Views from the Paddock - China and the globalisation of Formula One racing... 13 Sep 2004
Formula One racing has become a truly global industry, a fact amply illustrated by the upcoming race in Shanghai. We asked some of the team bosses about its move into China and about the transformation of the sport over recent years.
Dr. Mario Theissen, BMW-Williams: Formula One has transformed from a European championship with some overseas races into a true world championship. This is big step into the future of the sport with enormous benefits for the teams. For BMW the Shanghai race goes with high hopes as the Chinese market is the fastest growing one for us. It is a fascinating situation to see that a country with a 1.3 billion population makes a first contact with Formula One. This is a tremendous chance. The race in China will be the most important race of the calendar comparable to five years ago when Formula One had its first race in Indianapolis to expose it again to the US market.

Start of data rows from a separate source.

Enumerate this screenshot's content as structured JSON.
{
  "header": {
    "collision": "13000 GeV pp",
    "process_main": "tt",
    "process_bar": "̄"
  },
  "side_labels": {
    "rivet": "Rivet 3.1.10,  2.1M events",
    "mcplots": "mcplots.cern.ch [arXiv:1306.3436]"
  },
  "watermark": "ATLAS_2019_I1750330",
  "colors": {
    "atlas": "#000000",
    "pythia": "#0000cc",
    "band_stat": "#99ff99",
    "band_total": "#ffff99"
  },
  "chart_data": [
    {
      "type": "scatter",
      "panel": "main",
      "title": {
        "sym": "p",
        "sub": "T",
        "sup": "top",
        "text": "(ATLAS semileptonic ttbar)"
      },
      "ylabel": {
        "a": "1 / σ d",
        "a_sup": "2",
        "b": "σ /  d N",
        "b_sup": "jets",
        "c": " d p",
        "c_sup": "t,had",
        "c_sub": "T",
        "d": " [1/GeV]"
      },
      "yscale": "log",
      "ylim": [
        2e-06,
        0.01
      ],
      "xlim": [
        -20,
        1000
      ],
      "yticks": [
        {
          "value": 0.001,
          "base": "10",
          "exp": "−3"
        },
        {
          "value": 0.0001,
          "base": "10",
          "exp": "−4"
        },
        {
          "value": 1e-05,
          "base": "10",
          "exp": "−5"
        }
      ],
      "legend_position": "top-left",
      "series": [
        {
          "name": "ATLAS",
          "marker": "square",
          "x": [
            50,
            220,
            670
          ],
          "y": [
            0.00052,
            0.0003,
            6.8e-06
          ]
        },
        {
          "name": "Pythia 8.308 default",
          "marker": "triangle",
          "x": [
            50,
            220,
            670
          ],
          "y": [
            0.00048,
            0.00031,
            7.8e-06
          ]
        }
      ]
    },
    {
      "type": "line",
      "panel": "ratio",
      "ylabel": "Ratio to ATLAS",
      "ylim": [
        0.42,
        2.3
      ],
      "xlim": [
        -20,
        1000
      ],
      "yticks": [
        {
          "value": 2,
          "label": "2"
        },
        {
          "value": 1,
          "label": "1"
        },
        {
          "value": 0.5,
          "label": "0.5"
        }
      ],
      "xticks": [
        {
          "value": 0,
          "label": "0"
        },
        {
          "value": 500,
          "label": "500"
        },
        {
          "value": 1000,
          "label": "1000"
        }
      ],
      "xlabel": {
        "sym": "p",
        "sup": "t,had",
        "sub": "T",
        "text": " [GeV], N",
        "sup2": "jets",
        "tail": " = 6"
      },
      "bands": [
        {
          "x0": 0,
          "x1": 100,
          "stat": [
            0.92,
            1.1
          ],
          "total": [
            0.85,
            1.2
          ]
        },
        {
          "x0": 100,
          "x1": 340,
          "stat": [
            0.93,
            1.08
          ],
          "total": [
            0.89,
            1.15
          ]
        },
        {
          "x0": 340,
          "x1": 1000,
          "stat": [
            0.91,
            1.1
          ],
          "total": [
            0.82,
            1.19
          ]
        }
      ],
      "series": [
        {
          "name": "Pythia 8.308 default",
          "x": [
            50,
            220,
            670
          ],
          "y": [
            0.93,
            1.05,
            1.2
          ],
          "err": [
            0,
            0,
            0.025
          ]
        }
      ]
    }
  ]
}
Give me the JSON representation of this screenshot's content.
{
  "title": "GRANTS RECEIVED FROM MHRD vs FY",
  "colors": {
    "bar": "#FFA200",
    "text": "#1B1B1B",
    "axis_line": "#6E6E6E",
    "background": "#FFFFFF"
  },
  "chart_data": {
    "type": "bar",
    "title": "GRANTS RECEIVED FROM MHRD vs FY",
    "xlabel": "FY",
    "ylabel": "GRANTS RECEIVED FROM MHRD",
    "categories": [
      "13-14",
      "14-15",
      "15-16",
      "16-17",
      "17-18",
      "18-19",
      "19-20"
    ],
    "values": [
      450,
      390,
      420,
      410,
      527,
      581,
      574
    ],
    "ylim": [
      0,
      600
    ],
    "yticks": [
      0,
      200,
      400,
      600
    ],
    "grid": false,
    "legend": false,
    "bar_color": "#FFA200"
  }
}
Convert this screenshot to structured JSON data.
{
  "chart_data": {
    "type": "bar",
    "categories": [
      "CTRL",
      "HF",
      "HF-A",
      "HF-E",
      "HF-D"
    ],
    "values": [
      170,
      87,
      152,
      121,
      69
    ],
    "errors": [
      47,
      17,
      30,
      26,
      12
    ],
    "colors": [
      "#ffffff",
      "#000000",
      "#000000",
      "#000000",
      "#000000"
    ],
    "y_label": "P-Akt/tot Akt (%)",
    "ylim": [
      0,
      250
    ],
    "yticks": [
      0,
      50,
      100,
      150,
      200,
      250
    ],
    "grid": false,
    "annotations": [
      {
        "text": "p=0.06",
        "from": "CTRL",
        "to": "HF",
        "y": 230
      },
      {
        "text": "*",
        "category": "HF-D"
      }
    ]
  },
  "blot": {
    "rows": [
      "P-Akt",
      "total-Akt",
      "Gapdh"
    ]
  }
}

Paul Stoddart, Minardi: Formula One has been a global venue for quite a time but it is only recently that sponsors spending (US$)2.8 billion a year to stay in the sport have realized that fact. It is the only true global platform as it happens around the world 18 times or like next season even 19 times - a year. We just should try to get our house in order to become an even more reliable partner for sponsors seeking global exposure. The race in Shanghai with its incredible chance to break into the worlds biggest market and the race in Bahrain that has proven to be a real kick off into the Arab world are the perfect road for demonstrating F1s potential.
David Richards, BAR: I still would dispute that it is an industry rather than a sport. But yes, a sport that has been perfectly commercialized. Bernie and the teams have done a great job because they have created a powerful marketing tool probably the number one in the sporting marketing platforms in the world. With the Olympics every four years and football every two years, we are on air every two weeks.

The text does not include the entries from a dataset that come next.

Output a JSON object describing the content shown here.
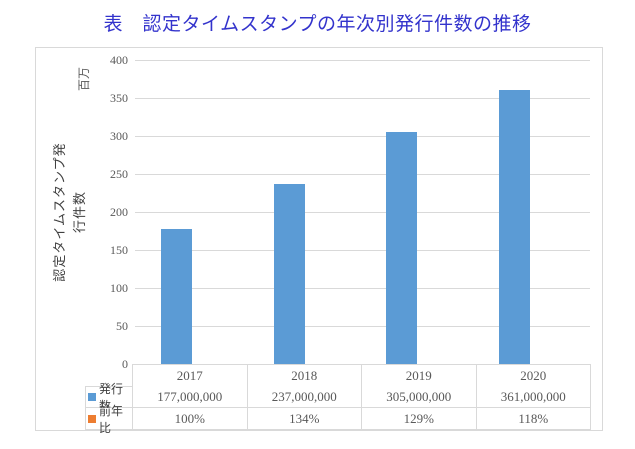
{
  "chart_data": {
    "type": "bar",
    "title": "表　認定タイムスタンプの年次別発行件数の推移",
    "title_color": "#3333cc",
    "categories": [
      "2017",
      "2018",
      "2019",
      "2020"
    ],
    "series": [
      {
        "name": "発行数",
        "values": [
          177000000,
          237000000,
          305000000,
          361000000
        ],
        "labels": [
          "177,000,000",
          "237,000,000",
          "305,000,000",
          "361,000,000"
        ],
        "marker_color": "#5b9bd5"
      },
      {
        "name": "前年比",
        "labels": [
          "100%",
          "134%",
          "129%",
          "118%"
        ],
        "marker_color": "#ed7d31"
      }
    ],
    "bar_values_millions": [
      177,
      237,
      305,
      361
    ],
    "bar_color": "#5b9bd5",
    "ylabel": "認定タイムスタンプ発行件数",
    "y_unit": "百万",
    "y_ticks": [
      0,
      50,
      100,
      150,
      200,
      250,
      300,
      350,
      400
    ],
    "ylim": [
      0,
      400
    ],
    "grid": true,
    "gridline_color": "#d9d9d9",
    "legend_position": "data-table",
    "has_data_table": true
  }
}
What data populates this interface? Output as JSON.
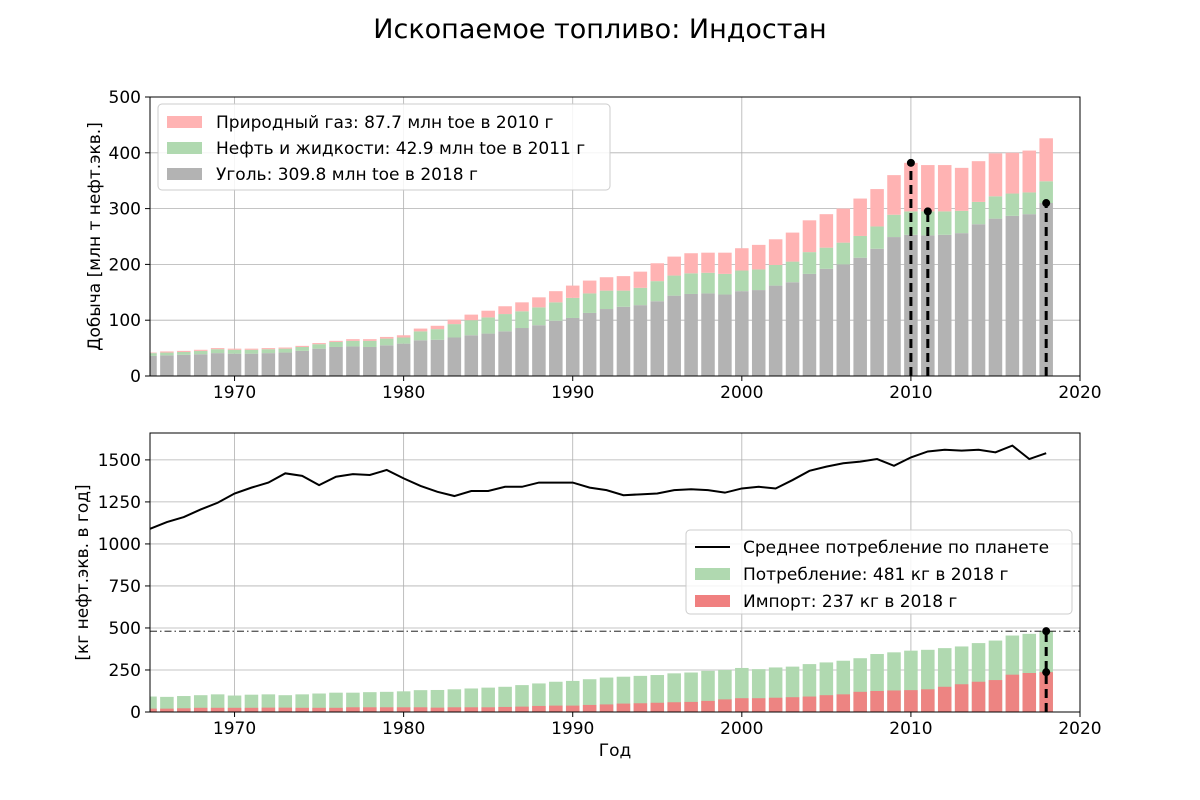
{
  "figure": {
    "title": "Ископаемое топливо: Индостан"
  },
  "chart_data": [
    {
      "type": "bar",
      "stacked": true,
      "xlim": [
        1965,
        2020
      ],
      "ylim": [
        0,
        500
      ],
      "xticks": [
        1970,
        1980,
        1990,
        2000,
        2010,
        2020
      ],
      "yticks": [
        0,
        100,
        200,
        300,
        400,
        500
      ],
      "ylabel": "Добыча [млн т нефт.экв.]",
      "xlabel": "",
      "grid": true,
      "legend_position": "top-left",
      "x": [
        1965,
        1966,
        1967,
        1968,
        1969,
        1970,
        1971,
        1972,
        1973,
        1974,
        1975,
        1976,
        1977,
        1978,
        1979,
        1980,
        1981,
        1982,
        1983,
        1984,
        1985,
        1986,
        1987,
        1988,
        1989,
        1990,
        1991,
        1992,
        1993,
        1994,
        1995,
        1996,
        1997,
        1998,
        1999,
        2000,
        2001,
        2002,
        2003,
        2004,
        2005,
        2006,
        2007,
        2008,
        2009,
        2010,
        2011,
        2012,
        2013,
        2014,
        2015,
        2016,
        2017,
        2018
      ],
      "series": [
        {
          "name": "Уголь: 309.8 млн toe в 2018 г",
          "color": "#b3b3b3",
          "values": [
            36,
            37,
            38,
            39,
            41,
            40,
            40,
            41,
            42,
            45,
            49,
            52,
            53,
            52,
            55,
            58,
            64,
            65,
            69,
            73,
            76,
            80,
            86,
            91,
            99,
            104,
            113,
            120,
            124,
            127,
            134,
            144,
            147,
            148,
            146,
            152,
            154,
            162,
            168,
            183,
            192,
            200,
            212,
            228,
            249,
            253,
            252,
            253,
            256,
            272,
            282,
            287,
            290,
            310
          ]
        },
        {
          "name": "Нефть и жидкости: 42.9 млн toe в 2011 г",
          "color": "#b0d9b0",
          "values": [
            5,
            5,
            5,
            6,
            7,
            7,
            7,
            7,
            7,
            7,
            8,
            9,
            10,
            11,
            12,
            11,
            16,
            19,
            24,
            27,
            29,
            31,
            30,
            32,
            33,
            36,
            35,
            33,
            29,
            31,
            36,
            36,
            37,
            37,
            37,
            37,
            37,
            37,
            37,
            39,
            38,
            39,
            39,
            40,
            40,
            42,
            43,
            42,
            40,
            40,
            40,
            40,
            39,
            39
          ]
        },
        {
          "name": "Природный газ: 87.7 млн toe в 2010 г",
          "color": "#ffb3b3",
          "values": [
            1,
            2,
            2,
            2,
            2,
            2,
            2,
            2,
            2,
            2,
            2,
            2,
            3,
            3,
            3,
            4,
            5,
            6,
            8,
            10,
            12,
            14,
            16,
            18,
            20,
            22,
            23,
            24,
            26,
            29,
            32,
            34,
            36,
            36,
            38,
            40,
            44,
            46,
            52,
            57,
            60,
            61,
            67,
            67,
            71,
            87,
            83,
            83,
            77,
            73,
            77,
            73,
            75,
            77
          ]
        }
      ],
      "annotations": [
        {
          "year": 2010,
          "value": 382
        },
        {
          "year": 2011,
          "value": 295
        },
        {
          "year": 2018,
          "value": 310
        }
      ]
    },
    {
      "type": "bar+line",
      "xlim": [
        1965,
        2020
      ],
      "ylim": [
        0,
        1660
      ],
      "xticks": [
        1970,
        1980,
        1990,
        2000,
        2010,
        2020
      ],
      "yticks": [
        0,
        250,
        500,
        750,
        1000,
        1250,
        1500
      ],
      "ylabel": "[кг нефт.экв. в год]",
      "xlabel": "Год",
      "grid": true,
      "legend_position": "center-right",
      "reference_line": 481,
      "x": [
        1965,
        1966,
        1967,
        1968,
        1969,
        1970,
        1971,
        1972,
        1973,
        1974,
        1975,
        1976,
        1977,
        1978,
        1979,
        1980,
        1981,
        1982,
        1983,
        1984,
        1985,
        1986,
        1987,
        1988,
        1989,
        1990,
        1991,
        1992,
        1993,
        1994,
        1995,
        1996,
        1997,
        1998,
        1999,
        2000,
        2001,
        2002,
        2003,
        2004,
        2005,
        2006,
        2007,
        2008,
        2009,
        2010,
        2011,
        2012,
        2013,
        2014,
        2015,
        2016,
        2017,
        2018
      ],
      "series": [
        {
          "name": "Среднее потребление по планете",
          "type": "line",
          "color": "#000000",
          "values": [
            1090,
            1130,
            1160,
            1205,
            1245,
            1300,
            1335,
            1365,
            1420,
            1405,
            1350,
            1400,
            1415,
            1410,
            1440,
            1390,
            1345,
            1310,
            1285,
            1315,
            1315,
            1340,
            1340,
            1365,
            1365,
            1365,
            1335,
            1320,
            1290,
            1295,
            1300,
            1320,
            1325,
            1320,
            1305,
            1330,
            1340,
            1330,
            1380,
            1435,
            1460,
            1480,
            1490,
            1505,
            1465,
            1515,
            1550,
            1560,
            1555,
            1560,
            1545,
            1585,
            1505,
            1540
          ]
        },
        {
          "name": "Потребление: 481 кг в 2018 г",
          "type": "bar",
          "color": "#b0d9b0",
          "values": [
            92,
            90,
            95,
            100,
            105,
            98,
            103,
            105,
            100,
            105,
            110,
            115,
            115,
            118,
            120,
            123,
            130,
            131,
            135,
            140,
            145,
            150,
            160,
            170,
            180,
            185,
            195,
            205,
            210,
            215,
            220,
            230,
            235,
            245,
            250,
            262,
            255,
            265,
            270,
            285,
            295,
            305,
            320,
            345,
            355,
            365,
            370,
            380,
            390,
            410,
            425,
            455,
            465,
            481
          ]
        },
        {
          "name": "Импорт: 237 кг в 2018 г",
          "type": "bar",
          "color": "#f08080",
          "values": [
            20,
            20,
            22,
            25,
            25,
            25,
            25,
            26,
            26,
            25,
            25,
            25,
            28,
            28,
            28,
            28,
            28,
            26,
            28,
            28,
            28,
            30,
            32,
            36,
            38,
            38,
            42,
            45,
            50,
            52,
            55,
            58,
            60,
            66,
            75,
            82,
            82,
            85,
            88,
            92,
            100,
            105,
            120,
            125,
            128,
            130,
            135,
            150,
            165,
            180,
            190,
            222,
            232,
            237
          ]
        }
      ],
      "annotations": [
        {
          "year": 2018,
          "values": [
            237,
            481
          ]
        }
      ]
    }
  ]
}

David Pitchforth, Jaguar: Formula One has become a business and we get very positive signals from sponsors over this fact as it is considered an attraction among blue chip companies. Sponsors want to see balance sheets and auditing systems and F1 teams are now able to come up with these requests. And naturally every globally acting company is eager to have a foot in the Chinese market and the race in Shanghai is the perfect venue to bring marketing concepts to the consumers there.
Flavio Briatore, Renault: The race in Shanghai will prove to be the most important move of Formula One in the last few years. To enter a new market you need exposure. Now we have the race now we have exposure for our sponsors. Now it is up to the teams and their sponsors to create win-win situations from what Bernie has achieved.

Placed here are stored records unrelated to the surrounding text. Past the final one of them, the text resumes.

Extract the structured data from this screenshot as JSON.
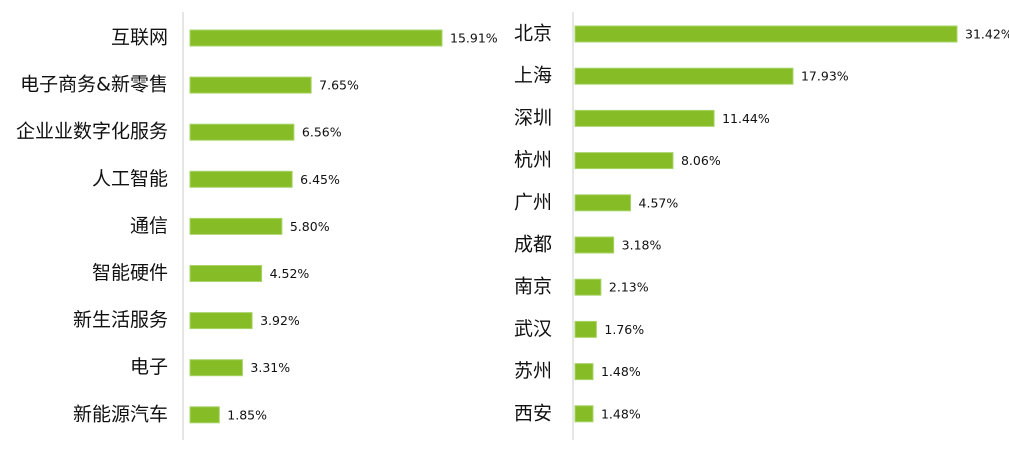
{
  "chart_data": [
    {
      "type": "hbar",
      "color": "#86bc25",
      "categories": [
        "互联网",
        "电子商务&新零售",
        "企业业数字化服务",
        "人工智能",
        "通信",
        "智能硬件",
        "新生活服务",
        "电子",
        "新能源汽车"
      ],
      "values": [
        15.91,
        7.65,
        6.56,
        6.45,
        5.8,
        4.52,
        3.92,
        3.31,
        1.85
      ],
      "value_labels": [
        "15.91%",
        "7.65%",
        "6.56%",
        "6.45%",
        "5.80%",
        "4.52%",
        "3.92%",
        "3.31%",
        "1.85%"
      ]
    },
    {
      "type": "hbar",
      "color": "#86bc25",
      "categories": [
        "北京",
        "上海",
        "深圳",
        "杭州",
        "广州",
        "成都",
        "南京",
        "武汉",
        "苏州",
        "西安"
      ],
      "values": [
        31.42,
        17.93,
        11.44,
        8.06,
        4.57,
        3.18,
        2.13,
        1.76,
        1.48,
        1.48
      ],
      "value_labels": [
        "31.42%",
        "17.93%",
        "11.44%",
        "8.06%",
        "4.57%",
        "3.18%",
        "2.13%",
        "1.76%",
        "1.48%",
        "1.48%"
      ]
    }
  ]
}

Eddie Jordan, Jordan: Formula One is unique because you have the human side and the technical side it is an intriguing situation because you have man and machine at an exposure level no other platform can provide. Bahrain for example will use its connection with Jordan to create a higher awareness of its high technical standard in the rest of the world to bring global companies to the country and the race in Shanghai will beat all our expectations in terms of market infiltration.
Ron Dennis, Mclaren: Fact is we are racing in China and we have to learn to understand the Chinese culture and the mechanisms of getting sponsors there. Their approach to get into commercial relationships is very cautious. But with the race being a success this will open doors for new partnerships. The fact that Formula One is a global venue and many Chinese companies are starting to think in global dimensions can create perfect synergies in the future.